Who are the jailers? They represent the powers that are threatened by the knowledge that the Prisoner has obtained; and who act to preserve their power, even as they seek to co-opt the Prisoner to return him to their service. This is much more clear in the original; but is present in an altered, and intriguing, form in the remake. There is no "turnover" of Number 2's in the remake, perhaps because there were 17 episodes in the original, and only... 6... in the remake. (I just noticed that!) One result is that this very clearly reduces the conflict to make it explicitly between No. 2 and No. 6; and less about the overall system. Anyway, that's how it looks from where I see it...

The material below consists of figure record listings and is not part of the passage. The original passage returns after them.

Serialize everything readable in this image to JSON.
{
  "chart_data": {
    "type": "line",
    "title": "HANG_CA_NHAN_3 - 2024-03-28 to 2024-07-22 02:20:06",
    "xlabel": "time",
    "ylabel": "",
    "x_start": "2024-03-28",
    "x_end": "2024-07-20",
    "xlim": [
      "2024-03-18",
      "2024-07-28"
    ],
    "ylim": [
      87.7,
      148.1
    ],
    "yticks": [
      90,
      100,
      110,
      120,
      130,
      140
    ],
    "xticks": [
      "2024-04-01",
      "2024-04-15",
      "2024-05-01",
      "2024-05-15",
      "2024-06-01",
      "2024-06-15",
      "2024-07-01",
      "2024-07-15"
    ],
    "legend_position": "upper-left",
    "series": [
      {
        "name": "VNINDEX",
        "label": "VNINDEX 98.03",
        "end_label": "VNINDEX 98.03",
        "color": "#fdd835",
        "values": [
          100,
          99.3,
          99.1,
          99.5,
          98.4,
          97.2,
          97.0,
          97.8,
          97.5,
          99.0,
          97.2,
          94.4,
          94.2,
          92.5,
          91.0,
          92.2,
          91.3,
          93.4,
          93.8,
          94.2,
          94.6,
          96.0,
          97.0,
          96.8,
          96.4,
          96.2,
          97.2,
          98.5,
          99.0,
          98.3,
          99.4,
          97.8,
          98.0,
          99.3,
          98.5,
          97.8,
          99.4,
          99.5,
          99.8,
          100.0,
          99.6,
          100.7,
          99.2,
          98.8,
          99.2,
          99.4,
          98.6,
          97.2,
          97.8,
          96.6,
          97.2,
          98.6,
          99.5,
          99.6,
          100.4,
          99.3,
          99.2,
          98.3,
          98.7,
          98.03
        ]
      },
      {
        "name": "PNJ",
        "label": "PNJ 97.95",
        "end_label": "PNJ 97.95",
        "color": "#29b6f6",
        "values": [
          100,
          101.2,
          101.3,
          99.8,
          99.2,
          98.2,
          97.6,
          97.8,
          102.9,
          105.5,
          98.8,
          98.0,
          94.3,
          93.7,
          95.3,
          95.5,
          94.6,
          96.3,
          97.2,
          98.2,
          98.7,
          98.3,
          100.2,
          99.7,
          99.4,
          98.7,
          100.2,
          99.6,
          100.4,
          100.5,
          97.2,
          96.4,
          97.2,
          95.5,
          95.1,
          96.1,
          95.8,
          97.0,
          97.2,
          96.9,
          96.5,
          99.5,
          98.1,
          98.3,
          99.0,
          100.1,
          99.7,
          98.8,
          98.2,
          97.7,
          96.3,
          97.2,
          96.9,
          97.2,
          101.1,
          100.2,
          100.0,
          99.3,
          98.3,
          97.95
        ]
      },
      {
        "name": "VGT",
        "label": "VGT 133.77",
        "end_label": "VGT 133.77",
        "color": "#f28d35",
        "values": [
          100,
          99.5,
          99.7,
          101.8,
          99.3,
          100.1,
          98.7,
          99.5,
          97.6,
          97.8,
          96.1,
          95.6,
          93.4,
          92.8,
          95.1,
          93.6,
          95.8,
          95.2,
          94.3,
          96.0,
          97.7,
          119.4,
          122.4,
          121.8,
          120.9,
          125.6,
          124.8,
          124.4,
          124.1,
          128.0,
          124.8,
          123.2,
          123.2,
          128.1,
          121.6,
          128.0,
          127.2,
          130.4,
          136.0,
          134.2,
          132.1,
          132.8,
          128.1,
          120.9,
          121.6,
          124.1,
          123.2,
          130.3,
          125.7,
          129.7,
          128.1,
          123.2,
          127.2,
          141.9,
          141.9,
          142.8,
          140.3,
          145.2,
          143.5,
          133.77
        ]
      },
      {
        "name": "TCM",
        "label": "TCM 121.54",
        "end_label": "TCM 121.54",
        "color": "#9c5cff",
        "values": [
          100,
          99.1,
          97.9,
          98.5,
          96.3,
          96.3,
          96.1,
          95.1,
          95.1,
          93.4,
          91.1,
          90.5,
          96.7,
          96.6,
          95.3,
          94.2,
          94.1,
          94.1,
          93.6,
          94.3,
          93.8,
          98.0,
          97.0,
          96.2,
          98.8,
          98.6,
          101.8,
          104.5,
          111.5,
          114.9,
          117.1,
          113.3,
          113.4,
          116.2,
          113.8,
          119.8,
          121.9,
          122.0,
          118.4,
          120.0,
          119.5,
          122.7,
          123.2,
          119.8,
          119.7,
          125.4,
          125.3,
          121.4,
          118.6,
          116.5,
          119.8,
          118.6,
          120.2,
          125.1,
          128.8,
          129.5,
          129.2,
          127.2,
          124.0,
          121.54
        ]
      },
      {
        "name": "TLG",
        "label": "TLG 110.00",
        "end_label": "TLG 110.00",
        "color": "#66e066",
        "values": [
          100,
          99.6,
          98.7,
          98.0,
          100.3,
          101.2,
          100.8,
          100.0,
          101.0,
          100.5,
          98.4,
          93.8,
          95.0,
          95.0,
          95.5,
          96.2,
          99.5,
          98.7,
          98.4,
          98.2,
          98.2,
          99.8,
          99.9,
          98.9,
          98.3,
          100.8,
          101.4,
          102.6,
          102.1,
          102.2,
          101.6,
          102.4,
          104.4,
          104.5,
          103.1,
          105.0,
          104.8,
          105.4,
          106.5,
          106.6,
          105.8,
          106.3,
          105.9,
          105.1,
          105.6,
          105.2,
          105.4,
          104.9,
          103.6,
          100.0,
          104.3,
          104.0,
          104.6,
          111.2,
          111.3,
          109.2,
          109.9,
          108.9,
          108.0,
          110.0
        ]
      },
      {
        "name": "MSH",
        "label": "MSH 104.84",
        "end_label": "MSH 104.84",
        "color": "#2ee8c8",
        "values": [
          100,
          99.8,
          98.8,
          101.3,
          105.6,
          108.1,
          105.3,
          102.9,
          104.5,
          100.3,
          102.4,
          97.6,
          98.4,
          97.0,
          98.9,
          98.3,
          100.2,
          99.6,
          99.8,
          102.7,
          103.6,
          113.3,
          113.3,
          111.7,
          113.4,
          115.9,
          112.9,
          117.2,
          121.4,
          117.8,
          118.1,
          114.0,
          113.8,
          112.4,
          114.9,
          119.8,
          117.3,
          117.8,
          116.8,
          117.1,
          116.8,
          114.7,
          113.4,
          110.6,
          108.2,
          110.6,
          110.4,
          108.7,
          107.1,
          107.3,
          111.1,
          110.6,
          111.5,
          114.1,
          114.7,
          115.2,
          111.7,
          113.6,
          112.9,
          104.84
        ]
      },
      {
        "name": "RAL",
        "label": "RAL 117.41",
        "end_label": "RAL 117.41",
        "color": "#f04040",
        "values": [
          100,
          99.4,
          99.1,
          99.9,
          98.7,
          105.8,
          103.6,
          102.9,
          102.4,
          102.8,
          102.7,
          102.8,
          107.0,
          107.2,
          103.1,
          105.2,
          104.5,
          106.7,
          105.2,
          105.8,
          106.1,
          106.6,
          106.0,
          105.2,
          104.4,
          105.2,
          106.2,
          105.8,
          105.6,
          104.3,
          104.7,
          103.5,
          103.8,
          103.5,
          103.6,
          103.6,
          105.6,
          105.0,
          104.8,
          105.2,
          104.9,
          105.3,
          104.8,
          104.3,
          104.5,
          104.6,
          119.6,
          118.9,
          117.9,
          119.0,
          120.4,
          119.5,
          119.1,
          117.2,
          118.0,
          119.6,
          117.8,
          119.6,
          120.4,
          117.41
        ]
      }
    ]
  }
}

In a way, I suppose, we are all prisoners. We have something to hide: our sins. We have reasons for wanting to withdraw from the way of life that leaves us helpless before sin, and victims of our passions. When we try to justify our transgressions, we betray ourselves, and become ever more deeply trapped, imprisoned, by our very being. Similarly, we are all participants in seeking the control of others, and so become members of the Village -- even, perhaps, becoming the new No. 2 in someone's life. After all, it is easier for us to give in to sin when we are doing it with others...
I'm going to try to spend some time looking at the additional information that can be found at the website for AMC. Perhaps then I might understand the story a bit more. What are your thoughts?